“My experience with this training supports Dr. Martin Luther King’s principle of nonviolence: ‘The beloved community is the framework of the future.’ Your training beautifully embodies this in practical ways.”
Connecticut Teaching Artist
This fall, we trained 100+ teaching artists, library programmers, arts council staff and stakeholders through continued partnerships with the Connecticut Office of the Arts, Delaware Division of the Arts, Utah Division of Arts & Museums and Michigan Arts and Cultural Council. Our work with these state arts agencies builds on projects they launched with Lifetime Arts’ support through the National Assembly of State Arts Agencies’ (NASAA) Leveraging State Investments in Creative Aging Initiative (May 2021-September 2022). Below are highlights from these engagements.
“We are thrilled to continue to work with state arts agencies to help build their capacity to serve older adults through creative aging programming far into the future.”
– Julie Kline, Lifetime Arts’ Director of Education and Training
Teaching Artists Hone Creative Aging Practices in Connecticut and Delaware
We trained cohorts of Connecticut and Delaware teaching artists who specialized in various visual and performing artforms. Lifetime Arts trainers and trainees share their “ah-ha” moments of learning and discovery during the sessions below.
Sarah Jacobus, Lifetime Arts Trainer, said that Connecticut teaching artists were “…engaged and enthusiastic. There was a flood of responses in the chat to questions about ageism and adult learning. Concepts presented in the training seemed to resonate easily with participants.”
Annie Montgomery, Lifetime Arts’ Senior Education Designer & Trainer, said that she and Delaware teaching artists “…had the deepest and most transparent discussion about bias, how we all hold bias, and how it is only in reflection that we recognize our ageism and can dismantle it.”

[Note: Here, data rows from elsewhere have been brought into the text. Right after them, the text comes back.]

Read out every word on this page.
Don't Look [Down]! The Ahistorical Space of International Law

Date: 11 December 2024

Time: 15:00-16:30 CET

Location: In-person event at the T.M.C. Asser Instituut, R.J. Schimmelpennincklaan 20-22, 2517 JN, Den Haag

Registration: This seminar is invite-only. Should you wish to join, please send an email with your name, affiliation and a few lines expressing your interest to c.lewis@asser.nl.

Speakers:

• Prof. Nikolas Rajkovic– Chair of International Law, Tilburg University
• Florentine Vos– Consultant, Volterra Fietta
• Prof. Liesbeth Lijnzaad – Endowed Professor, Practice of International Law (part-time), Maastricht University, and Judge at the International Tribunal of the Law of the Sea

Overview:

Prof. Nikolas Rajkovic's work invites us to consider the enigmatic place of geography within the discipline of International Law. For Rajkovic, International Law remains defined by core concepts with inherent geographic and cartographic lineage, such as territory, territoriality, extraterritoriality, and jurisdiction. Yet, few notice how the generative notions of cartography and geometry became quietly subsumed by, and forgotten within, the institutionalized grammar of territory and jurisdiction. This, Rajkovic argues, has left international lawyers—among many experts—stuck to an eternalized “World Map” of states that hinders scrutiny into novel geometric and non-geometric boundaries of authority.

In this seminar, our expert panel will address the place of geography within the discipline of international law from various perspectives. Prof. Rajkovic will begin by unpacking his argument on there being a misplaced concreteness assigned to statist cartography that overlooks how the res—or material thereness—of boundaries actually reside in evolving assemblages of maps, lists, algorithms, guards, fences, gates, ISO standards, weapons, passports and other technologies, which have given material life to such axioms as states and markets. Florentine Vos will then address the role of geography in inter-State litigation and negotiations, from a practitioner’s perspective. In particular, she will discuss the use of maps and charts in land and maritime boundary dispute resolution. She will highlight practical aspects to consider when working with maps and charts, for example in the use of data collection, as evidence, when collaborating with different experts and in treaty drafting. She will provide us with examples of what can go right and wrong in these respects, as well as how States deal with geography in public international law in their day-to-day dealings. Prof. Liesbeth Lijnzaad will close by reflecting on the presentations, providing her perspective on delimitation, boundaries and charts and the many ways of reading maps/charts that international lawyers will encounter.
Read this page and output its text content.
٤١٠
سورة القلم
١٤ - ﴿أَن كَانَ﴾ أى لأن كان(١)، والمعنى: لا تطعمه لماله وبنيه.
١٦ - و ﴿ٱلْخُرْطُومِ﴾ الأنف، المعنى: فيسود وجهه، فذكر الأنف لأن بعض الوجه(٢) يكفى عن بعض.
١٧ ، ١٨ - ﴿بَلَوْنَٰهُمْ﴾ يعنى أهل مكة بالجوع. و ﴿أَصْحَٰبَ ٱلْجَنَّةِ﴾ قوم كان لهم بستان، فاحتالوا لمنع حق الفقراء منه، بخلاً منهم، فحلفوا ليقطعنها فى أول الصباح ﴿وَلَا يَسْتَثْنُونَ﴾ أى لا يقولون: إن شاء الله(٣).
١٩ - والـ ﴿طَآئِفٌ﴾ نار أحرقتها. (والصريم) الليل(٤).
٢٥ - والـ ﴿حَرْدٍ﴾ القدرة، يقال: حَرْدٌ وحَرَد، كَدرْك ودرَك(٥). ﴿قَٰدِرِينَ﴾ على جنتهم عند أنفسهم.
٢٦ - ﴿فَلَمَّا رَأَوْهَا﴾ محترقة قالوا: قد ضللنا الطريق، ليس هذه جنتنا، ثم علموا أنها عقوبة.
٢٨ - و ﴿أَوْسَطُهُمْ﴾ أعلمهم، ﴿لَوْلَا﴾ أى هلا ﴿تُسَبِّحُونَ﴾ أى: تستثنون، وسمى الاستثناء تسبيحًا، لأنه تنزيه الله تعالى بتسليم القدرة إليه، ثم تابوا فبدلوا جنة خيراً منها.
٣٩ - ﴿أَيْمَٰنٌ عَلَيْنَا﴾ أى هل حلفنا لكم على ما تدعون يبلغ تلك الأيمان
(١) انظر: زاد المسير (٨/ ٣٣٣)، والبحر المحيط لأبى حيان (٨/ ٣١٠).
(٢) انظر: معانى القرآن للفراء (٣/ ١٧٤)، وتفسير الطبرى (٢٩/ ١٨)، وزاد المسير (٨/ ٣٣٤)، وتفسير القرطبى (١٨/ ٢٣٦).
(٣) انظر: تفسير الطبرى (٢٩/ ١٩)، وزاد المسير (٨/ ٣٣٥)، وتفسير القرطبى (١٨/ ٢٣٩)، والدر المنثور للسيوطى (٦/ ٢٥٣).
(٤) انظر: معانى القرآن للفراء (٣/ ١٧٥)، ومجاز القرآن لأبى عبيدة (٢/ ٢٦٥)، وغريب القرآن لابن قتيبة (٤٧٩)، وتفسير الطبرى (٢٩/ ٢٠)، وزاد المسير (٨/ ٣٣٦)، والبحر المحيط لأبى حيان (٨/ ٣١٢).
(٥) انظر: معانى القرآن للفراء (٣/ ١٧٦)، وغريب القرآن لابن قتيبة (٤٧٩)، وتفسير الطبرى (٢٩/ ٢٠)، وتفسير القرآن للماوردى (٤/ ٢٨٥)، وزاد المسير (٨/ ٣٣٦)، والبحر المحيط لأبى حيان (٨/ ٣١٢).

And Clark Jackson, Lifetime Arts Trainer, noted: “A [Delaware teaching artist] put forward the idea of partnering with your local ‘Meals On Wheels’ to get flyers out to older adults that you might otherwise miss if they don’t reside in a senior living community, attend a senior center or even go to the library. This way, you can connect with older adults who may be more isolated and inform them of creative aging programming that you’re offering.”
A Connecticut teaching artist shared that the training helped them integrate storytelling techniques into their personal and professional life. “As a puppeteer, I have focused more on the integrity of the movement and layering of nonverbal elements to allow audiences to draw from their own experiences to fill in the blanks. I am curious about integrating more concrete storytelling now after our lovely and enriching storytelling session with Sarah [Lifetime Arts Trainer].”
Organizational Assessment and Collaboration in Utah and Michigan
In addition to the Connecticut and Delaware cohorts, we trained cohorts of Utah librarians and teaching artists for the Utah Division of Arts & Museums.
A Utah librarian said that the instructors and break-out session leaders were, “…excellent and really made me reflect on my personal strengths and weaknesses and those of my organization. I feel more prepared to try to take on this task.”
The training inspired a Utah teaching artist to think about how art organizations and libraries can work together to “…address the discrepancies between younger and older groups and “…foster a way to bridge the gap between ‘younger and older’ humans.”
Finally, Lifetime Arts facilitated a creative aging introductory webinar and partnership-building seminar for Michigan Cultural Council on the Arts’ (MACC) staff, local arts administrators, city managers, and other local-level organizations responsible for sub-granted MACC funds for creative aging programs in their community.